Prehistoric Isle on its side, might be the most original and most beautiful Shoot them Up of its time. Far from R-Type in its approach, the game does not have much to envy it: splendid graphics, huge prehistoric monsters, epic atmosphere - feeling like in a Z movie from the seventies, smooth animation, gameplay which keeps you taped to the stick, and music and sound effects that will take you to hell. Yes, there's in this thing a very special atmosphere that might stick a lot of players to it, at least those who appreciate Godzilla and ninja movies, if you know what I mean: the same taste can be felt in Prehistoric Isle 2, released in 1999 on MVS. This Shooter is powerful. For a game of 1989, it's very fine, full of surprises, and simply a quality SNK game as we like to see.

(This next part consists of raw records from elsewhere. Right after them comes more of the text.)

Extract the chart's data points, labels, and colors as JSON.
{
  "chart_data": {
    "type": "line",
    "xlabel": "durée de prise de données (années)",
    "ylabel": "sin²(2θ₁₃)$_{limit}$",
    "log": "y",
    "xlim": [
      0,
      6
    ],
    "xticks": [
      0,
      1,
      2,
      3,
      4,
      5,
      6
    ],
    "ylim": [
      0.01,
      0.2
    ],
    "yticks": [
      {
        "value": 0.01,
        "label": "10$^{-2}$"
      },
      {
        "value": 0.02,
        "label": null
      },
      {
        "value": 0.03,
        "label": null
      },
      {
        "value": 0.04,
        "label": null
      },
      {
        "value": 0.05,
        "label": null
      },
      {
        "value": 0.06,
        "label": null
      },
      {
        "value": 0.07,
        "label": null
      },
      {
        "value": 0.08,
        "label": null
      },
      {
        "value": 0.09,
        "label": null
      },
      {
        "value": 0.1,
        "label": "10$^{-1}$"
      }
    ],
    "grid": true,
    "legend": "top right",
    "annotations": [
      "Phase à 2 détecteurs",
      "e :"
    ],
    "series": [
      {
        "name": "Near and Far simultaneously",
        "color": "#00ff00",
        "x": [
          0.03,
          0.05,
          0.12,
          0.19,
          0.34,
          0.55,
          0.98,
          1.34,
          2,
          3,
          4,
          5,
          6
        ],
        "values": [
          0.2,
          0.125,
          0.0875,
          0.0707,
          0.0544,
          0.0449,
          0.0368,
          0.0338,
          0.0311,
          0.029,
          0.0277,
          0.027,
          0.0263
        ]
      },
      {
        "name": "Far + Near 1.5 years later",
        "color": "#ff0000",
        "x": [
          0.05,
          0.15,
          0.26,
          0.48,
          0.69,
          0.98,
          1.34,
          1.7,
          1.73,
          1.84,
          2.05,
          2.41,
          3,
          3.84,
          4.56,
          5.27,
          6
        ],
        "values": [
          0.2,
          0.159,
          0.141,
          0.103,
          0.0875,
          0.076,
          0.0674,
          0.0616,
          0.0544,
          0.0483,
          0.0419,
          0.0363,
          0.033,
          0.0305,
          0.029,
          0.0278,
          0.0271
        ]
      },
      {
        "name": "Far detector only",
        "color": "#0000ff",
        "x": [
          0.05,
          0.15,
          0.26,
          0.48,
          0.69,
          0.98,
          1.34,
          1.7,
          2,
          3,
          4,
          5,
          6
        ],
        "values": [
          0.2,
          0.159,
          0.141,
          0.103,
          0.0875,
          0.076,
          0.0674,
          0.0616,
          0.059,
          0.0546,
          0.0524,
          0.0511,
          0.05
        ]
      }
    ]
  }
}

1990. The Birth of the Neo Geo
As you know, it was in 1990 that SNK released the MVS, and then the Neo Geo AES system. The only game published out of this new hardware simultaneously is Crystalis on NES, a sympathetic action RPG which encountered good critics. Therefore, the editor will devote only to its new system, leading a merciless competition to its rivals on the arcade market and aiming at a small niche with the expensive Neo Geo AES as a home console. SNK will release games on other media only through adaptations of its successful titles on consoles, often conducted by third-part developers.